Member of the Rhode Island Senate from the 30th district
- In office January 5, 2021 – January 3, 2023
- Preceded by: Mark McKenney
- Succeeded by: Mark McKenney
- In office January 1, 2017 – December 31, 2018
- Preceded by: William Walaska
- Succeeded by: Mark McKenney

Personal details
- Born: Johnston, Rhode Island
- Party: Democratic
- Spouse: Daniel
- Education: Johnson & Wales University (B.A) Bryant University (M.A.)

= Jeanine Calkin =

American politician

Jeanine Calkin is an American politician from the state of Rhode Island. A member of the Democratic Party, she is a former Rhode Island State Senator. Calkin serves as co-chair of the Rhode Island Political Cooperative, a progressive organization.

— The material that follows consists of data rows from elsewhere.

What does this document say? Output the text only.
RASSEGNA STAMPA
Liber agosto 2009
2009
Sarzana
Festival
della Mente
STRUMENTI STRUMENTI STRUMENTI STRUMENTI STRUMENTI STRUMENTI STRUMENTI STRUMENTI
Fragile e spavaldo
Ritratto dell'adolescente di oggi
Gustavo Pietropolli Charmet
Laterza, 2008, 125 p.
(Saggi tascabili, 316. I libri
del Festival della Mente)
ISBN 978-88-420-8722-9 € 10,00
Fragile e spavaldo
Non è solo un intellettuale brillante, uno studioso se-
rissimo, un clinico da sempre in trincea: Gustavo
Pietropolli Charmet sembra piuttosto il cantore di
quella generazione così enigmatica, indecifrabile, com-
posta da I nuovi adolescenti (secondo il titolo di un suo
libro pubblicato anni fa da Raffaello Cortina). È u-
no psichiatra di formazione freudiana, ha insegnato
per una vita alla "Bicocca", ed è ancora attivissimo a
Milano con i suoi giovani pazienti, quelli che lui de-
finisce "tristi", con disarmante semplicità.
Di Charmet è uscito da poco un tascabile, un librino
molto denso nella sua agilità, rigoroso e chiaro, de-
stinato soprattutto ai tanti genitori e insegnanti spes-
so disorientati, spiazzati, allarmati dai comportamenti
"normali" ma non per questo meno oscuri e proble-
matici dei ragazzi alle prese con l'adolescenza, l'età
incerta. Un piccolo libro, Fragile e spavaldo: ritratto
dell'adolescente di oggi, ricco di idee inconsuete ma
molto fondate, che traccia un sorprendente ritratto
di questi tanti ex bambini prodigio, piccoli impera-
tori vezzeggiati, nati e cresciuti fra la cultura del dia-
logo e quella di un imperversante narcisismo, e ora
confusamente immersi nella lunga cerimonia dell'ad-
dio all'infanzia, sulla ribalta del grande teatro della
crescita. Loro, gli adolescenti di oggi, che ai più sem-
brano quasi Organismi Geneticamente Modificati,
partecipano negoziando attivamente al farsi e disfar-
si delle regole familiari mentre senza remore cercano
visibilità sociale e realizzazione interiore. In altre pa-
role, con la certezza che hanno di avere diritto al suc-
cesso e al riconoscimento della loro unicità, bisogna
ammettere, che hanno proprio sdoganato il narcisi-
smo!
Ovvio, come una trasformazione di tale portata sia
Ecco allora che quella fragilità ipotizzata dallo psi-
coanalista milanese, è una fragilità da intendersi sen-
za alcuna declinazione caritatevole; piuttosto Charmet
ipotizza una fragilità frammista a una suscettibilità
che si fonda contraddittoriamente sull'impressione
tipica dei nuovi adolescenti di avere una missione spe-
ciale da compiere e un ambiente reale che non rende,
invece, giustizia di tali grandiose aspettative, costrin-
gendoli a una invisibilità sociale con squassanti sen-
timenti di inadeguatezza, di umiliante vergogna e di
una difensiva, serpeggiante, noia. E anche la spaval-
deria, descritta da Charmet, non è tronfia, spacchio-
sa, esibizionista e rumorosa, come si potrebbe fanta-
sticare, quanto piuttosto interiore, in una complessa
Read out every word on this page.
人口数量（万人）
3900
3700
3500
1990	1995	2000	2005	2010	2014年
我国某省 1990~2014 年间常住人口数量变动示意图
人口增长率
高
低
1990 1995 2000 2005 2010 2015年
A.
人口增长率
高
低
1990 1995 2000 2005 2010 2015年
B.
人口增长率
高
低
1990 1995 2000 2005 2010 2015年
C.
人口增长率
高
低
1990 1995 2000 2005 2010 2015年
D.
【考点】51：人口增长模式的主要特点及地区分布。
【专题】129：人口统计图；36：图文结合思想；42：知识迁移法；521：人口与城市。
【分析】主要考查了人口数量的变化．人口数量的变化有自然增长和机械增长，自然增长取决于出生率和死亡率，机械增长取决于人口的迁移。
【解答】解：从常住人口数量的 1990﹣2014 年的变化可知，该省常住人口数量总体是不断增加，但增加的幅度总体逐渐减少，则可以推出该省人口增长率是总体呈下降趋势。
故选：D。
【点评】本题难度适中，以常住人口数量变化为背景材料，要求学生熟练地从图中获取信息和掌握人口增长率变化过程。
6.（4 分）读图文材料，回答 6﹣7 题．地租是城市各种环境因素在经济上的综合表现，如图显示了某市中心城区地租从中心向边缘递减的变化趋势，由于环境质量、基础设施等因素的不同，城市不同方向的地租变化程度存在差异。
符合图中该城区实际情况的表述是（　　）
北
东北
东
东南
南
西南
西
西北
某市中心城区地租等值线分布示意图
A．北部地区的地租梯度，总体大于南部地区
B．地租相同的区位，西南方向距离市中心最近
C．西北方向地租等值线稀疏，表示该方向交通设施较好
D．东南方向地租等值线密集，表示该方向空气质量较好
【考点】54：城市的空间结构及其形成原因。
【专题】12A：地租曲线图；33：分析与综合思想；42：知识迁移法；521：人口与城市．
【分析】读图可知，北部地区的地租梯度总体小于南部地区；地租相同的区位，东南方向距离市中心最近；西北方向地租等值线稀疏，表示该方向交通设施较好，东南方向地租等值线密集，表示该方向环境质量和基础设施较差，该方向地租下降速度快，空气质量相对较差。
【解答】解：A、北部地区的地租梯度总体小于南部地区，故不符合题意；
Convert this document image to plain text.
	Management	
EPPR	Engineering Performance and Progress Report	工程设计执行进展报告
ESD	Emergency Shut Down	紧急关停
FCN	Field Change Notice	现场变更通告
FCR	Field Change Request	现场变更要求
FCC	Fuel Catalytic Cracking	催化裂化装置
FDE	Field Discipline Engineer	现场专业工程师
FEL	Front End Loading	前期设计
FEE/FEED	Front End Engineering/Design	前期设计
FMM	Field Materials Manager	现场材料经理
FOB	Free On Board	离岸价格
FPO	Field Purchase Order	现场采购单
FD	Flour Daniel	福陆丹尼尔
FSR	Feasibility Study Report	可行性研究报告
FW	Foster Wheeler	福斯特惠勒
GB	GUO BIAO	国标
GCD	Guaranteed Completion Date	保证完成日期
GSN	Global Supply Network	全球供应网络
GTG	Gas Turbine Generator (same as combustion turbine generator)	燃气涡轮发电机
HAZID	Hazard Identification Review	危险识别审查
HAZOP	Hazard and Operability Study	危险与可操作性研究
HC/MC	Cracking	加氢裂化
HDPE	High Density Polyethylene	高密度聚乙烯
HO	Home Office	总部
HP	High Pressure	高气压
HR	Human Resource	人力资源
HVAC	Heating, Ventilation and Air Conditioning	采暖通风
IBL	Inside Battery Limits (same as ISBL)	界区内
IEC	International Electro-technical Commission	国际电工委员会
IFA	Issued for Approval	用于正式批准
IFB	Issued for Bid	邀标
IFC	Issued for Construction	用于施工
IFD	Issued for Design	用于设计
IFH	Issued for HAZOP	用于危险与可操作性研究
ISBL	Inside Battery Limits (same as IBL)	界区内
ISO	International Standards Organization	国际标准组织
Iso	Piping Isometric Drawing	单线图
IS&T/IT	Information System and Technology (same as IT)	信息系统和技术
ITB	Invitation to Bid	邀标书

== Early life and education ==
Calkin is from Johnston, Rhode Island. She graduated from Johnston Senior High School in 1987. Calkin first attended the University of Rhode Island before transferring to Johnson & Wales University, where she earned her Bachelor's Degree in Computer Science. Calkin went on to receive a Master's Degree in Information Services from Bryant University.

During her career, she worked in the billing departments for Rhode Island Hospital and Roger Williams Medical Center, the IT department of Johnson & Wales, as a programmer for GTECH Corporation, and a project manager for Analog Devices.

== Political career ==
Calkin and her husband formed their own company before she decided to start Rhode Island for Bernie Sanders in the 2016 United States Presidential Election. Calkin later organized on behalf of Sanders during his 2020 Presidential Campaign.

Calkin ran for the Rhode Island Senate in 2016, defeating William Walaska. She lost renomination for her seat to Mark McKenney in 2018. She ran against McKenney again in 2020, and won. She was subsequently defeated in the 2022 primary by McKenney once again.

== Personal life ==
Calkin and her husband, Daniel, have lived in Warwick, Rhode Island, since 2012. Her right leg was amputated in April 2021 after a life-threatening infection due to blood clots.